I read an interesting article in BBC History Magazine about the emergence of shadow markets in face of unneeded regulation (I feel like I should totally say I’m kidding, but hang in here for a second) and the perception that said crimes were victimless, because of the unneeded regulation or taxation level. Dude was preaching to the DRM choir. Except not. Because, you know, BBC History.
I am not on the piracy bandwagon. (Pirates bad, paying for things good, e-book pricing different conversation.) I’ve never been an advocate of DRM and moving into e-reading has made my beliefs gospel. I read on my Sony 505, on Ozy (My iPad likes to be called Ozy right now. It’s a thing we’ve got going.) an iPod touch of indeterminate ownership, and occasionally a Kindle. (But not often. We don’t really speak.) I listen to music in my house, in my car, on my 3 iPods and Ozy. I watch movies on … you follow. Media Anonymous keeps tucking brochures in my door and I ignore them. My end of year cash flow statements make stern judgy faces about the entertainment column and I scoff at it. I’m a dirty girl, I’m not going to change now.
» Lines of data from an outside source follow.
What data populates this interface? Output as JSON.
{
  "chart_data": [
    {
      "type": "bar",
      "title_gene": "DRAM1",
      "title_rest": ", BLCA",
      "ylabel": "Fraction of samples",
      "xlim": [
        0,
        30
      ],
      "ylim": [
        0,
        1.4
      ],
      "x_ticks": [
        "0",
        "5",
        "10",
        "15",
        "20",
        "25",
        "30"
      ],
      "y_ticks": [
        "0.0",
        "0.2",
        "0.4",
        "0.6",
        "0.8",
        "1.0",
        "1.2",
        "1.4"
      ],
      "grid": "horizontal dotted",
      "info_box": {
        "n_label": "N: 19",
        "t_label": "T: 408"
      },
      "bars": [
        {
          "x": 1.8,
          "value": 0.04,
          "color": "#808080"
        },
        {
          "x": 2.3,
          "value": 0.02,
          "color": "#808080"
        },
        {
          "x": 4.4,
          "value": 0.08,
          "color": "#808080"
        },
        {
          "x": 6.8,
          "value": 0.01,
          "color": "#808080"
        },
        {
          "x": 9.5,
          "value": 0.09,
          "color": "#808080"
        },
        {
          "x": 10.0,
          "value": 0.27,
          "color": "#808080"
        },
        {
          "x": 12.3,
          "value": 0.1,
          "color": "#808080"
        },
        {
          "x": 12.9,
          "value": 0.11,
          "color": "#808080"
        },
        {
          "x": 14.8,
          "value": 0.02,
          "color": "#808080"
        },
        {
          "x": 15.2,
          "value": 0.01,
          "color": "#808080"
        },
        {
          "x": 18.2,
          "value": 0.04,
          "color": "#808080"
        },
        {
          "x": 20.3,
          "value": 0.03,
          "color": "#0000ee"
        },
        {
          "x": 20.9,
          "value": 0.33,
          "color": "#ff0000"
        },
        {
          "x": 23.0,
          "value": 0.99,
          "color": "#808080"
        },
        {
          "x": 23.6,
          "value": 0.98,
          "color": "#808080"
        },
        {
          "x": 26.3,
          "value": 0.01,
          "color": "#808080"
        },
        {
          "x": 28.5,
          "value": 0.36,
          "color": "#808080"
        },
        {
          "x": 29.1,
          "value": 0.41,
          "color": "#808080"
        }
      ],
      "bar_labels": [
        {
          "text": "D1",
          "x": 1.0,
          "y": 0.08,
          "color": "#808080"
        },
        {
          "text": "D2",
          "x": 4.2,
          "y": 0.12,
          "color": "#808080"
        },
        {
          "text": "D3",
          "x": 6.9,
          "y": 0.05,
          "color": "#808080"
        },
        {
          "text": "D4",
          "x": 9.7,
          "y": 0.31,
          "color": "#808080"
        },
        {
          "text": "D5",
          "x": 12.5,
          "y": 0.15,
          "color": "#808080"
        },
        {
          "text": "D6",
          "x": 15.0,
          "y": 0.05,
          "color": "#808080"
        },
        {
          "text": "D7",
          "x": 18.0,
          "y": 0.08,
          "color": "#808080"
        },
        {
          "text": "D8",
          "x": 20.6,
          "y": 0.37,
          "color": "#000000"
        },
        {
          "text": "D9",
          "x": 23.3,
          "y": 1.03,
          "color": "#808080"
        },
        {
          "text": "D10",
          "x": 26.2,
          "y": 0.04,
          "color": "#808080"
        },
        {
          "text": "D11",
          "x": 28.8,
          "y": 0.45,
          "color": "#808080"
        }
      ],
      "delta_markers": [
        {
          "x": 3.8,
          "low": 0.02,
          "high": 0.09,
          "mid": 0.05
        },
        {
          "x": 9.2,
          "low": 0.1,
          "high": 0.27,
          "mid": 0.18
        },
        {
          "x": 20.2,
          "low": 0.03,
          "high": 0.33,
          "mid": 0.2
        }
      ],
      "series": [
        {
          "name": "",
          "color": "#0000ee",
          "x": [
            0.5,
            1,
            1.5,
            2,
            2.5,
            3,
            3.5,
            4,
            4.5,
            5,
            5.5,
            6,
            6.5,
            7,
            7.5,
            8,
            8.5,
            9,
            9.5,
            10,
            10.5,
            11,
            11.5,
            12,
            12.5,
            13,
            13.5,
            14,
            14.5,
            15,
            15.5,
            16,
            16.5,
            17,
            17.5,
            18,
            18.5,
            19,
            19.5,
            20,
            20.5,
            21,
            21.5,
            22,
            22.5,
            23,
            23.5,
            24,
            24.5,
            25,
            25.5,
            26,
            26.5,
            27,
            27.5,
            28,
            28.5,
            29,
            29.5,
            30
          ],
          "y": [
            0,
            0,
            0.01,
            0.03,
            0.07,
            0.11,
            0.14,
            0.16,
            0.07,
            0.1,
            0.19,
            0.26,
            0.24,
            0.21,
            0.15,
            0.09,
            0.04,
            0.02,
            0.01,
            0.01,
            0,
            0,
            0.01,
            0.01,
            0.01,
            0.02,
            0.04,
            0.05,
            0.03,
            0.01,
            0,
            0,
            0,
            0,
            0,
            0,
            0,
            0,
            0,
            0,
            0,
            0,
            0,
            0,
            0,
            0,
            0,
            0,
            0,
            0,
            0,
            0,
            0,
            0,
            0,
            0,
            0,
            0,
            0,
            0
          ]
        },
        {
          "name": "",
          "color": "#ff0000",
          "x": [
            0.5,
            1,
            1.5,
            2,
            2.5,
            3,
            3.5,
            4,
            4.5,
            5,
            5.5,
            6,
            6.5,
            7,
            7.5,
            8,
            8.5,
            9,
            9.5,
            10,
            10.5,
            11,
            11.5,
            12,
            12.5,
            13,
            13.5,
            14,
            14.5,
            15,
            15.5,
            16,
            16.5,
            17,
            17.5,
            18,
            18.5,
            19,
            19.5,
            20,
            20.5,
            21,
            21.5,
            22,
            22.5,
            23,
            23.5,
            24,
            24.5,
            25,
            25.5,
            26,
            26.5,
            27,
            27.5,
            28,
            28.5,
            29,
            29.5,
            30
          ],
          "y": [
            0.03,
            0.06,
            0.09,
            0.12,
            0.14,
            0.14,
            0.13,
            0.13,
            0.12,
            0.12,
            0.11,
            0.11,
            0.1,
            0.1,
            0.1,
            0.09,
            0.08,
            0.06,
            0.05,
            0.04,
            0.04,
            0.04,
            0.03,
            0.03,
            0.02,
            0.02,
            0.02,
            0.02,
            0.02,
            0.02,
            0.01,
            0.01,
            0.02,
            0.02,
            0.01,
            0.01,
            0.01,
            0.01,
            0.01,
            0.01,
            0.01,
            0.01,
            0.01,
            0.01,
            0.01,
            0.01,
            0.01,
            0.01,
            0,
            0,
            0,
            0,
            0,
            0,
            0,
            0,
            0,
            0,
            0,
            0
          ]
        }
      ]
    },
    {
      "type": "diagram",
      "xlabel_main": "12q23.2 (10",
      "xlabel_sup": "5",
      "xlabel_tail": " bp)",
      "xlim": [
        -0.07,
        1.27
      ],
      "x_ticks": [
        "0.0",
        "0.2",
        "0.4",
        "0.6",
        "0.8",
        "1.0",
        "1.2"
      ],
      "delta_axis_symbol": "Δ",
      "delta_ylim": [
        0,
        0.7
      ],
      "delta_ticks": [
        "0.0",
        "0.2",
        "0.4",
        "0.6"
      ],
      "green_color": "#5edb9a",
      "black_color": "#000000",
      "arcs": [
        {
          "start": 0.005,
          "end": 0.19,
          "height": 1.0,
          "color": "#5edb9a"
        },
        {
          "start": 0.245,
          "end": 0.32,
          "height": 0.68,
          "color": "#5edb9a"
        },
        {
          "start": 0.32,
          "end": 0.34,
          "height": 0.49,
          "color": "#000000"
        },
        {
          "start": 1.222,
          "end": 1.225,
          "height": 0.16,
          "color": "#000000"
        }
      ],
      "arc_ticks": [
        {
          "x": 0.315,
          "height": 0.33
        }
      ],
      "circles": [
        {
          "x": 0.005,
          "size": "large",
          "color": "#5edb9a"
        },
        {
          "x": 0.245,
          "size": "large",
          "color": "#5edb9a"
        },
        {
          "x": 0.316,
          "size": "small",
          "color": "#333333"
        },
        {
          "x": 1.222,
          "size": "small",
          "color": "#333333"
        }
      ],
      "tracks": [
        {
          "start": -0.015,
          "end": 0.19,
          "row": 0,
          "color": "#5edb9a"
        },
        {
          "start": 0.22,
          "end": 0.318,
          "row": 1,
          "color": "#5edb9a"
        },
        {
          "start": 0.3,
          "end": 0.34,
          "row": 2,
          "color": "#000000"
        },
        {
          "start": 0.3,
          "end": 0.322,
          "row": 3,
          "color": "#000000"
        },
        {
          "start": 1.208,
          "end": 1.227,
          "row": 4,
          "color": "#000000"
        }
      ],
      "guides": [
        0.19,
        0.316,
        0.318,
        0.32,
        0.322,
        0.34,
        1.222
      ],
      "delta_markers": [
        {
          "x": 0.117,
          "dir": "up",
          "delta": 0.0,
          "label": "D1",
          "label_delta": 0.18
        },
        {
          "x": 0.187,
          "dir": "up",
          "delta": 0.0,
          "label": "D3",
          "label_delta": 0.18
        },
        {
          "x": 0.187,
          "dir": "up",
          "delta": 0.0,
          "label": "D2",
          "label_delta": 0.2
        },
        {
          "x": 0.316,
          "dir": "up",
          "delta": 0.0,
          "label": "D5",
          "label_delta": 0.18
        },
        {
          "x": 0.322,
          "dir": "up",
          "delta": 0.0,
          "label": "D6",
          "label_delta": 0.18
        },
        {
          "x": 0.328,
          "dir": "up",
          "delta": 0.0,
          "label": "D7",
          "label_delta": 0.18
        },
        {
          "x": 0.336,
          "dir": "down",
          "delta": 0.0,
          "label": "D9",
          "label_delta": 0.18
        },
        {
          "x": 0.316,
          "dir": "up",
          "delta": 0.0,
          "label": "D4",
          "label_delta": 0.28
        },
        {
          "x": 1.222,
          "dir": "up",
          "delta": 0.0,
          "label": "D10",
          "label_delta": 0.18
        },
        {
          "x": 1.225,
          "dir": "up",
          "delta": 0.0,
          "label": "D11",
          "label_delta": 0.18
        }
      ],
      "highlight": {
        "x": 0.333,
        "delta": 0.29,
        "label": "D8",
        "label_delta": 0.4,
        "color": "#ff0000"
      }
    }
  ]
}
That’s the thing about me, when I want my fix, I want it. I don’t want to wait for an appropriate time, an approved place, the good underwear. I just want to get it on with my media of choice. I’ll pay for it, I’ll treat it like a lady, but it better show me a good time or I’m on to the next thing. That said, if I bought the dvd/cd/epub/mobi I’m not interested in buying every format. I will rip the cd, recode the dvd, strip the epub, I like my files ready to go where I want to take them. (I’m not into sharing, it’s just about me and my stash.) So I get pretty annoyed when the DRM justifications start up. To me, it’s a hurdle that encourages piracy. To them, it’s protection against piracy.
Tomato. You know the rest.
Since Ozy came into my life I’ve been reading almost exclusively on it at home. When I go out in the world, it’s the Sony or the iPod and I want to take the book (or film, or song) with me. I’m not going to buy it three ways. I experimented with several reading apps that preserved the DRM but they weren’t seamless. I don’t want to remember my passwords, check my settings, or otherwise screw around with making sure other people won’t rip off people charging me $8 for a $5 mass market. (Oops, almost got into pricing. My bad.) I know margins are tight, I know the music industry has problems, I know theater ticket sales are tanking. I didn’t do any of that. I buy my stuff, and a lot of the time I buy it retail. So while I don’t support a shadow economy or black market (pirates!) I do consider taking it all off to be a legit endeavor for the consumer (moi) who wants to get her media on. (I’ll throw out some numbers. I spent upwards of five hundred bucks on various media items last month. When I start to go blind, I’ll stop. I promise. The budget is just grateful it isn’t concert season. Alright, I may or may not have just spent $600 on a new DVR setup so I don’t miss General Hospital.)
One of my favorite sayings, because I’m pretentious like that, is that water seeks it’s level. The easiest path is the path it follows. The easiest thing to do in this new world of media is to steal things. The hardest thing to do is abide by all the DRM restrictions and keep someone else’s ducks in a line on your dime. I’ll be hanging out here in the middle of the road, where I will undoubtedly get mown over by a Mack truck. Y’all do what y’all do, as long as you remember that everyone has to put food on the table.